Hector Hyppolite was not only a painter; he was also a Houngan, or a Vodou priest. He painted many vodou scenes, choosing spirits as his subjects. The Houngan has a place in Haiti that no one else has: he is often visited and confided to by politicians to help that politician win the favor of a Vodou spirit, especially in dire times. The Houngan is aware of what this politician must do for this spirit and what happens if this politician does not do what the spirit asks for.
Hector Hyppolite’s being both a Houngan and painter has produced an invaluable painting: that of President Florvil Hyppolite, who died in 1896, before Hector Hyppolite started to paint. Almost every single Haitian can sing along to Panama’m Tombe, a song made out of the fact that Florvil Hyppolite died of a heart attack on a horse on route to put down a rebellion, his Panama hat falling to the ground. Hyppolite came to power as a General through a revolution and ruled as a strong man. In Haitian Vodou, there is now an Ogou Panama, Haitian Vodou Ogous being descendants of the West African Ogo, patrons of iron, war, and of soldiers. This Ogou was born out of the observation that Hyppolite abused his power and was killed because of his abuse (in Vodou terms he served Ogou and because of his abuse of his power was possessed by this Ogou until death.) In other words, the Ogou Panama is, according to Vodou, the Ogou that is responsible for Hyppolite’s death.

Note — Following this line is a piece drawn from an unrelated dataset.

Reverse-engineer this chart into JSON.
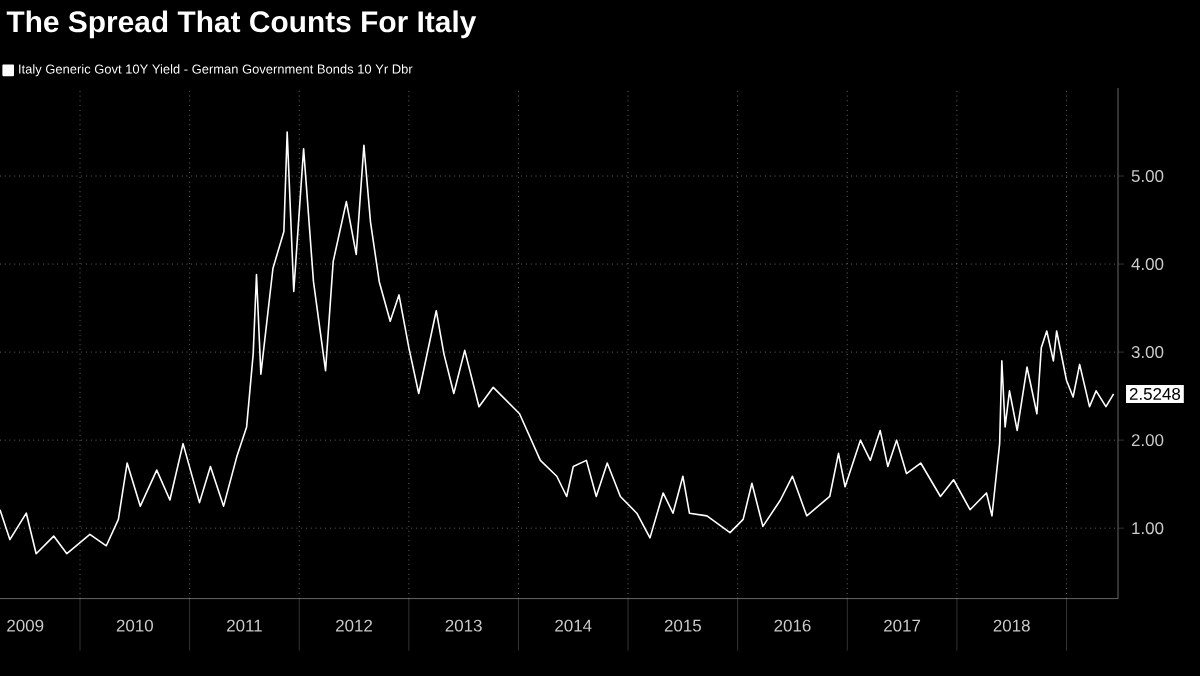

In his painting, Hector Hyppolite decorates his portrait of Florvil Hyppolite with flowers, each colorful and beautiful, signs of prosperity. Hyppolite is stern faced and dressed presidentially. Hyppolite’s eyes, however, seem concerned. He seems to feel that something is wrong, despite being powerful. Hector Hyppolite paints us a story that has become a folktale, a myth, without much detail, telling the entirety of the Hyppolite tale in the contrast between Hyppolite’s eyes and the remainder of the painting. As a houngan, Hyppolite had access to civil and political society like no other and he, more than anyone, could know what the concern of a business person or political personage in need of a favor from a Vodou spirit through a Houngan looks like. Perhaps it is this knowledge that informs this painting, esoteric at its essence because few people in this world are given access to human beings like a Houngan.